Bu tür davranışların cevabı sadece psikolojik kavramlar ile kişilik analizleri ile açıklanacak gibi değildir. Çünkü bunun bir hastalık veya görgüsüzlük olmadığı kesin. İşin sosyolojik bağlamda kavranması ve tartışılması çok daha doğru ve yerinde olacaktır.
Utanmazlıkla, başarılı olma arasındaki çizgiyi belirleyen şey, insanın kendisi değil, yaşanan hayat ve o hayatı oluşturan düzendir… Örneğin bu kişi, kimine göre başarılı olmanın “rol modeli” biri, kimine göre düzenden beslenmenin yollarını ve uygulamalarını bilen “becerikli” bir kişiliktir.
Lakin en nihayetinde ona sağlananlar ile ondan istenenleri sistemin gerektirdiği şekilde yapan, sözde çalışkan insanlara karşı sistemin ne kadar cömert olduğunu gösteren bir figürdür.
Düzen, onu bizim gözümüze sokarak şöyle demektedir; “Sürekli eleştireceğinize, şikayet edeceğinize, bizimle birlikte olun ve neler kazanacağınız görün…”
Başka bir bakış açısıyla bu kişiyi yabana da atmamak gerekir. Bu kişi bugün parti kursa %10 barajını aşar. Bu da halkın kime ve nelere önem ve değer verdiğinin bir göstergesidir.
Bu tür kişilikler sadece düzenin devamını sağlamadaki rolleri nedeniyle vardırlar… Çünkü eşitsiz ve adil olmayan sistemler de “eğlence sektörünü” önemserler… Ama sokakta olmamak kaydıyla…

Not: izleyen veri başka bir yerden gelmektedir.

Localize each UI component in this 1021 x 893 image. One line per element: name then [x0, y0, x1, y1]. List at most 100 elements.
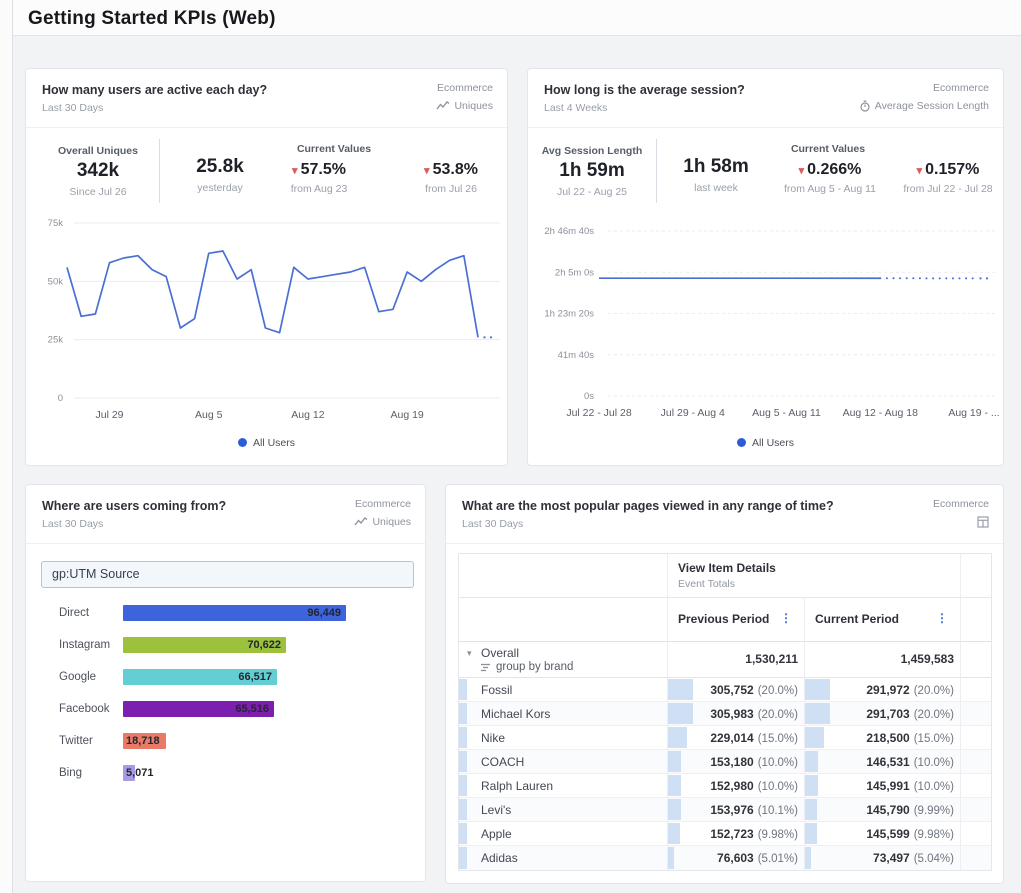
card-popular-pages: What are the most popular pages viewed i… [445, 484, 1004, 884]
row-label: Levi's [481, 798, 511, 822]
session-line-chart: 0s41m 40s1h 23m 20s2h 5m 0s2h 46m 40sJul… [528, 209, 1003, 435]
bar-value-label: 18,718 [126, 733, 160, 749]
metric-label[interactable]: Average Session Length [859, 100, 989, 112]
source-label[interactable]: Ecommerce [436, 82, 493, 94]
card-date-range: Last 30 Days [462, 518, 989, 530]
table-row[interactable]: Fossil305,752(20.0%)291,972(20.0%) [459, 678, 991, 702]
source-label[interactable]: Ecommerce [933, 498, 989, 510]
column-header-label: Current Period [815, 612, 899, 626]
legend-dot [737, 438, 746, 447]
current-period-value: 145,790(9.99%) [866, 798, 954, 823]
current-period-value: 218,500(15.0%) [866, 726, 954, 751]
stats-strip: Avg Session Length 1h 59m Jul 22 - Aug 2… [528, 135, 1003, 211]
source-label[interactable]: Ecommerce [354, 498, 411, 510]
svg-text:Aug 5 - Aug 11: Aug 5 - Aug 11 [752, 407, 821, 419]
metric-label[interactable]: Uniques [436, 100, 493, 112]
stats-strip: Overall Uniques 342k Since Jul 26 25.8k … [26, 135, 507, 211]
table-row[interactable]: Ralph Lauren152,980(10.0%)145,991(10.0%) [459, 774, 991, 798]
cell-minibar [805, 799, 817, 820]
card-header: How many users are active each day? Last… [26, 69, 507, 128]
current-period-value: 145,991(10.0%) [866, 774, 954, 799]
previous-period-value: 305,752(20.0%) [710, 678, 798, 703]
svg-text:2h 5m 0s: 2h 5m 0s [555, 267, 594, 278]
svg-text:41m 40s: 41m 40s [558, 350, 595, 361]
table-row[interactable]: Apple152,723(9.98%)145,599(9.98%) [459, 822, 991, 846]
group-by-row[interactable]: group by brand [481, 661, 573, 673]
event-name-header: View Item Details [668, 554, 960, 575]
row-color-indicator [459, 775, 467, 796]
svg-text:Aug 19 - ...: Aug 19 - ... [948, 407, 999, 419]
svg-text:0: 0 [58, 393, 63, 404]
source-label[interactable]: Ecommerce [859, 82, 989, 94]
card-header: Where are users coming from? Last 30 Day… [26, 485, 425, 544]
column-menu-kebab-icon[interactable]: ⋮ [780, 611, 792, 625]
stat-overall: Overall Uniques 342k Since Jul 26 [38, 145, 158, 198]
svg-text:0s: 0s [584, 391, 594, 402]
card-header: How long is the average session? Last 4 … [528, 69, 1003, 128]
bar-category-label: Direct [59, 597, 89, 629]
down-arrow-icon: ▾ [424, 165, 430, 177]
bar-value-label: 96,449 [123, 605, 341, 621]
svg-text:Jul 29: Jul 29 [96, 409, 124, 421]
column-menu-kebab-icon[interactable]: ⋮ [936, 611, 948, 625]
stat-delta-2: ▾0.157% from Jul 22 - Jul 28 [883, 161, 1013, 195]
row-color-indicator [459, 823, 467, 844]
row-label: Adidas [481, 846, 518, 870]
left-rail [0, 0, 13, 893]
current-period-value: 73,497(5.04%) [873, 846, 954, 871]
stat-delta-2: ▾53.8% from Jul 26 [391, 161, 511, 195]
cell-minibar [668, 679, 693, 700]
cell-minibar [805, 703, 830, 724]
cell-minibar [805, 679, 830, 700]
table-icon [977, 516, 989, 528]
table-row[interactable]: Nike229,014(15.0%)218,500(15.0%) [459, 726, 991, 750]
stat-delta-1: ▾57.5% from Aug 23 [259, 161, 379, 195]
table-overall-row[interactable]: ▾Overallgroup by brand1,530,2111,459,583 [459, 642, 991, 678]
card-header: What are the most popular pages viewed i… [446, 485, 1003, 544]
cell-minibar [668, 727, 687, 748]
chevron-down-icon[interactable]: ▾ [467, 648, 472, 659]
bar-row-twitter: Twitter18,718 [26, 725, 425, 757]
previous-period-value: 305,983(20.0%) [710, 702, 798, 727]
previous-period-value: 152,980(10.0%) [710, 774, 798, 799]
event-totals-subheader: Event Totals [668, 575, 960, 590]
stat-delta-1: ▾0.266% from Aug 5 - Aug 11 [765, 161, 895, 195]
legend-all-users[interactable]: All Users [528, 437, 1003, 449]
table-row[interactable]: Levi's 153,976(10.1%) 145,790(9.99%) [459, 798, 991, 822]
svg-text:1h 23m 20s: 1h 23m 20s [544, 309, 594, 320]
bar-category-label: Instagram [59, 629, 110, 661]
overall-current-value: 1,459,583 [901, 642, 954, 676]
bar-category-label: Bing [59, 757, 82, 789]
card-title: How many users are active each day? [42, 83, 493, 97]
cell-minibar [805, 751, 818, 772]
bar-row-facebook: Facebook65,516 [26, 693, 425, 725]
svg-text:Aug 19: Aug 19 [390, 409, 423, 421]
table-row[interactable]: Adidas76,603(5.01%)73,497(5.04%) [459, 846, 991, 870]
row-color-indicator [459, 751, 467, 772]
previous-period-value: 153,976(10.1%) [710, 798, 798, 823]
current-values-label: Current Values [264, 143, 404, 155]
metric-label[interactable] [933, 516, 989, 528]
svg-text:Jul 22 - Jul 28: Jul 22 - Jul 28 [566, 407, 632, 419]
down-arrow-icon: ▾ [917, 165, 923, 177]
current-period-value: 291,703(20.0%) [866, 702, 954, 727]
svg-text:Aug 12: Aug 12 [291, 409, 324, 421]
metric-label[interactable]: Uniques [354, 516, 411, 528]
table-row[interactable]: Michael Kors305,983(20.0%)291,703(20.0%) [459, 702, 991, 726]
utm-source-select[interactable]: gp:UTM Source [41, 561, 414, 588]
cell-minibar [805, 727, 824, 748]
line-chart-icon [354, 517, 368, 527]
cell-minibar [668, 751, 681, 772]
svg-text:75k: 75k [48, 218, 64, 229]
dashboard-page: Getting Started KPIs (Web) How many user… [0, 0, 1021, 893]
bar-value-label: 66,517 [123, 669, 272, 685]
svg-text:Aug 5: Aug 5 [195, 409, 223, 421]
table-row[interactable]: COACH153,180(10.0%)146,531(10.0%) [459, 750, 991, 774]
down-arrow-icon: ▾ [292, 165, 298, 177]
cell-minibar [805, 823, 817, 844]
bar-row-google: Google66,517 [26, 661, 425, 693]
legend-all-users[interactable]: All Users [26, 437, 507, 449]
current-period-value: 291,972(20.0%) [866, 678, 954, 703]
row-label: Apple [481, 822, 512, 846]
card-title: What are the most popular pages viewed i… [462, 499, 989, 513]
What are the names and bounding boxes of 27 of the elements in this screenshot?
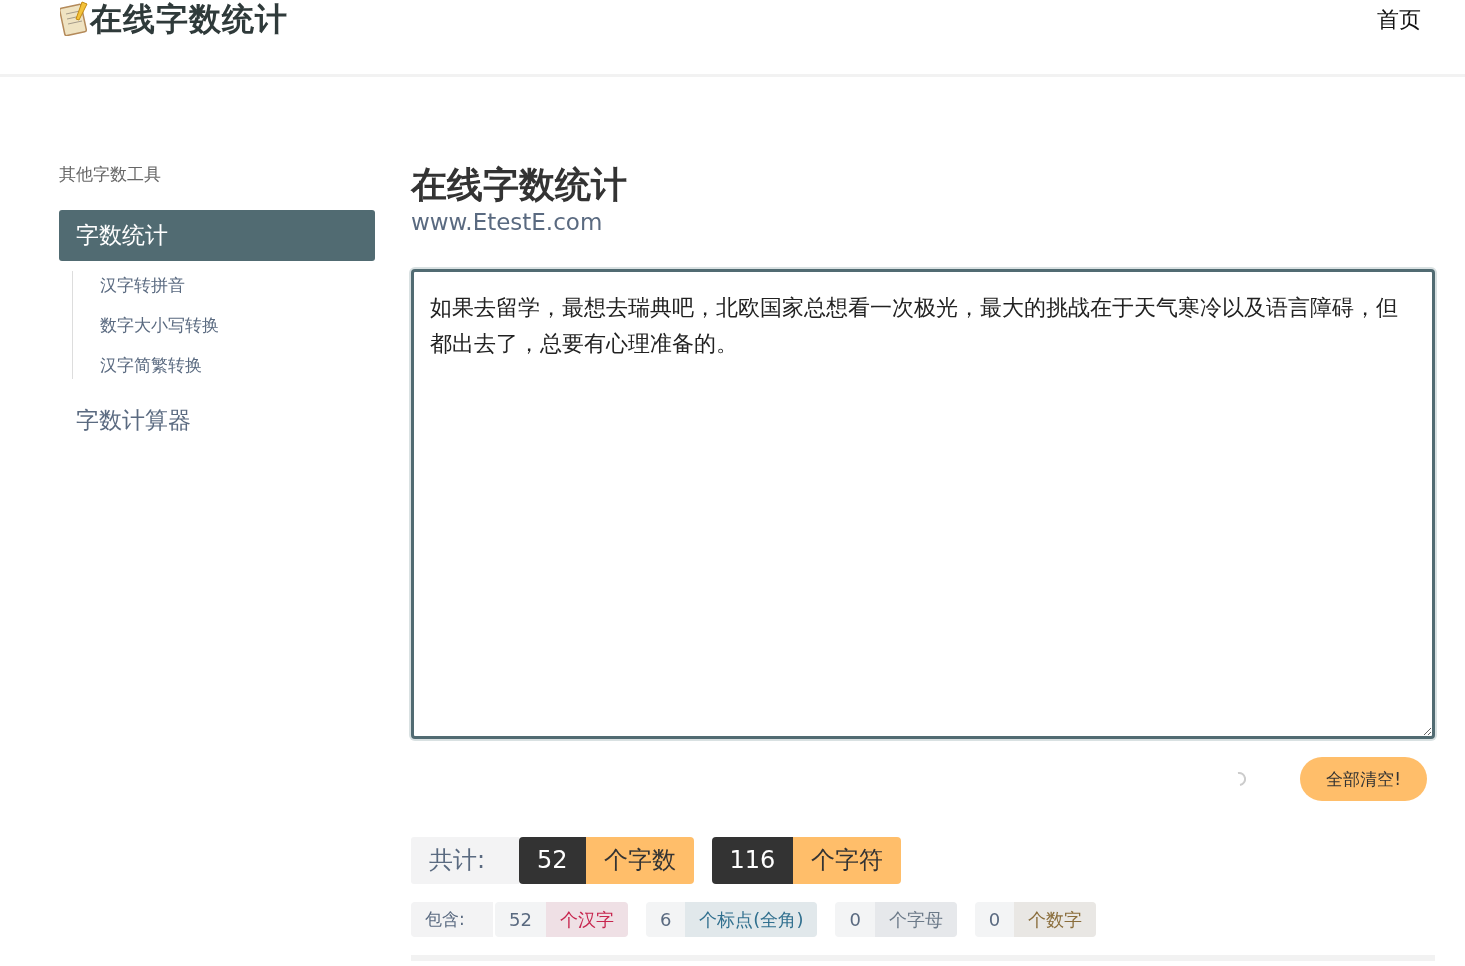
count-value: 6 [658,908,673,932]
count-value: 52 [508,908,533,932]
sidebar-title: 其他字数工具 [59,163,162,186]
sidebar-item[interactable]: 字数统计 [59,210,375,261]
site-url: www.EtestE.com [411,209,604,235]
text-input-field[interactable]: 如果去留学，最想去瑞典吧，北欧国家总想看一次极光，最大的挑战在于天气寒冷以及语言障碍，但都出去了，总要有心理准备的。 [411,269,1435,739]
nav-link[interactable]: 首页 [1377,7,1421,32]
total-label: 共计: [411,837,519,884]
sidebar-item[interactable]: 字数计算器 [59,395,375,446]
count-unit: 个标点(全角) [685,902,818,937]
count-unit: 个汉字 [545,902,628,937]
count-value: 116 [711,837,794,884]
count-unit: 个数字 [1014,902,1097,937]
count-unit: 个字数 [585,837,694,884]
sidebar-subitem[interactable]: 汉字简繁转换 [100,355,375,375]
sidebar-subitem[interactable]: 数字大小写转换 [100,315,375,335]
logo-text[interactable]: 在线字数统计 [90,0,288,40]
clear-all-button[interactable]: 全部清空! [1300,757,1427,801]
page-title: 在线字数统计 [411,163,628,207]
count-value: 52 [519,837,586,884]
sidebar-subitem[interactable]: 汉字转拼音 [100,275,375,295]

İşte Acun Ilıcalı, “Evde eğlence” sektörünün kullanışlı bir figürü ve elemanıdır. Ona sunulan ayrıcalık biraz da bundandır. Düzen kendisine yararlı olacak her tür eğlenceyi destekler ve fonlar. Yeter ki insanlar uyuşsunlar, uyusunlar, sorgulamasınlar ve bir araya gelerek örgütlü bir arayışa girecek ortamlar oluşturmasınlar..
“Evde eğlence” bozuk ve çarpık düzenlerin tercihi olan bir eğlence biçimidir.
Statlarda eğlence de keza böyledir… Özellikle de evden izlenen futbol müsabakaları evde eğlencenin en güzel uygulamalarıdır… Futbol neden durmuyor derseniz, işte nedenlerinden birisi de budur. Bütün iktidarlar futbolu çok sever.
Son cümle olarak şununla bitirelim;
Acun Ilıcalı denen zatın birinci paragraftaki ifadesindeki utanmazlık ve terbiyesizlik, esasen içinde bulunduğumuz hayatın ve düzenin eşitsiz ve adaletsiz karakterinin adeta bir özeti gibidir. Acun Ilıcalı ve benzerleri görgüsüz kişiler falan değillerdir. Tam tersine oluşan ve oluşturulan görgü tam olarak budur. Bu görgüyle yetişenler ve bu görgüye özenerek hayatını sürdürenlerin yaşam amaçları, zenginleşmenin türlü yollarını aramak ve umut etmekten başka bir şey değildir.